GREENFIELD — Greenfield-Central leaders are considering offering the district’s summer driver’s education program year round.
The Greenfield-Central School Board this week preliminarily approved changes to the course, including the $35,000 purchase of two 2018 Ford Fusions and a provision that would allow students to fulfill the classroom portion online.
Superintendent Harold Olin said the district has historically borrowed driver’s ed vehicles for the summer from area dealerships. The school leased the cars for the summer, installed a second brake for the instructor and returned them once the course was complete. Having vehicles owned by the corporation opens the door for hosting classes year-round, should administrators decide there’s enough interest and need.
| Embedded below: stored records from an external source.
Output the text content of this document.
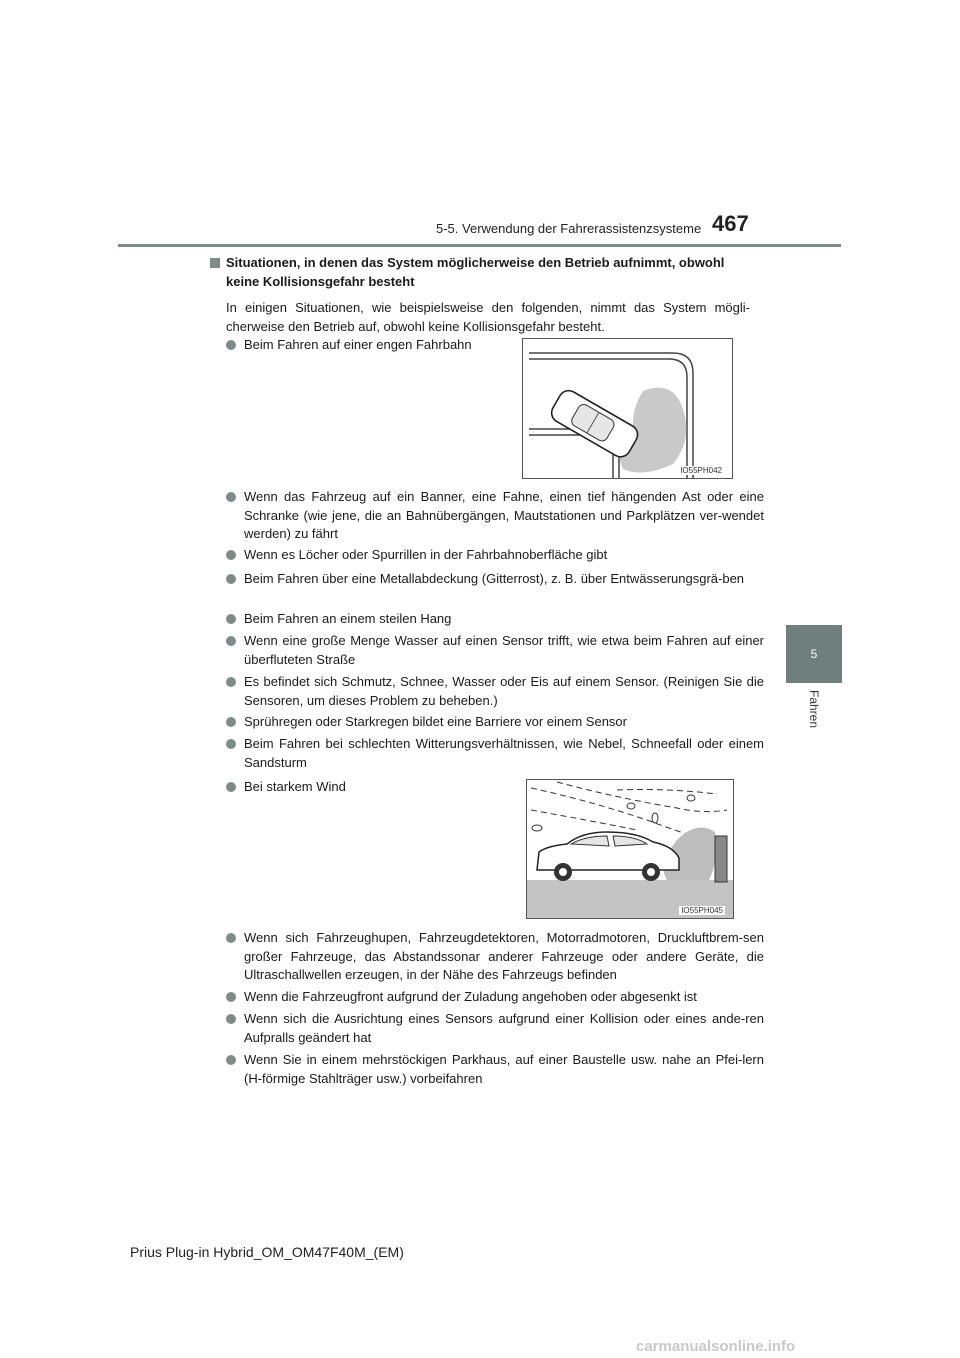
5-5. Verwendung der Fahrerassistenzsysteme 467
5
Fahren

Situationen, in denen das System möglicherweise den Betrieb aufnimmt, obwohl keine Kollisionsgefahr besteht

In einigen Situationen, wie beispielsweise den folgenden, nimmt das System mögli-cherweise den Betrieb auf, obwohl keine Kollisionsgefahr besteht.

Beim Fahren auf einer engen Fahrbahn
IO55PH042
Wenn das Fahrzeug auf ein Banner, eine Fahne, einen tief hängenden Ast oder eine Schranke (wie jene, die an Bahnübergängen, Mautstationen und Parkplätzen ver-wendet werden) zu fährt
Wenn es Löcher oder Spurrillen in der Fahrbahnoberfläche gibt
Beim Fahren über eine Metallabdeckung (Gitterrost), z. B. über Entwässerungsgrä-ben
Beim Fahren an einem steilen Hang
Wenn eine große Menge Wasser auf einen Sensor trifft, wie etwa beim Fahren auf einer überfluteten Straße
Es befindet sich Schmutz, Schnee, Wasser oder Eis auf einem Sensor. (Reinigen Sie die Sensoren, um dieses Problem zu beheben.)
Sprühregen oder Starkregen bildet eine Barriere vor einem Sensor
Beim Fahren bei schlechten Witterungsverhältnissen, wie Nebel, Schneefall oder einem Sandsturm
Bei starkem Wind
IO55PH045
Wenn sich Fahrzeughupen, Fahrzeugdetektoren, Motorradmotoren, Druckluftbrem-sen großer Fahrzeuge, das Abstandssonar anderer Fahrzeuge oder andere Geräte, die Ultraschallwellen erzeugen, in der Nähe des Fahrzeugs befinden
Wenn die Fahrzeugfront aufgrund der Zuladung angehoben oder abgesenkt ist
Wenn sich die Ausrichtung eines Sensors aufgrund einer Kollision oder eines ande-ren Aufpralls geändert hat
Wenn Sie in einem mehrstöckigen Parkhaus, auf einer Baustelle usw. nahe an Pfei-lern (H-förmige Stahlträger usw.) vorbeifahren
Prius Plug-in Hybrid_OM_OM47F40M_(EM)
carmanualsonline.info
School leaders started investigating their options when they learned their previous process for hosting the classes might no longer be available.
Last year, high school associate principal Dave Beal told administrators area dealerships are moving away from loaning cars out for that purpose, forcing school leaders to consider other options if they want to continue offering driver’s education, which has been taught at the high school for more than two decades.
The vehicles cost about $17,800 each through the state’s quantity purchasing agreement, which enables the state to purchase items in bulk for a wholesale price, a discount passed along to government and school entities.
In addition to buying driver’s education cars, the district also is recommending a policy change that would allow students to complete the classroom portion of driver’s education — 30 hours spent learning the rules of the road — through a vendor online.
Student’s academic schedules and extra-curricular commitments can limit the opportunities they have to participate in that portion, Vail said. The students still would complete the driving portion with Greenfield-Central instructors.
Olin said purchasing the cars will not result in increased fees for students enrolling in the program. The district’s general fund can absorb the expense, he said.
The class, a 30-hour classroom experience plus 18 hours spent in a car on the road, cost $365, which is a competitive rate, said assistant superintendent Ann Vail.
The driver’s ed at Greenfield-Central has space for about 60 students every summer, Beal said. Currently, students can sign up to take the course at the high school in June or through an independent driving school as it fits into their schedules.
Purchasing vehicles could allow the district to offer the course throughout the school year rather than only during summer school, making the course an option for more students, Olin said.
“It’s a service to our community to offer this and make it happen,” Olin said.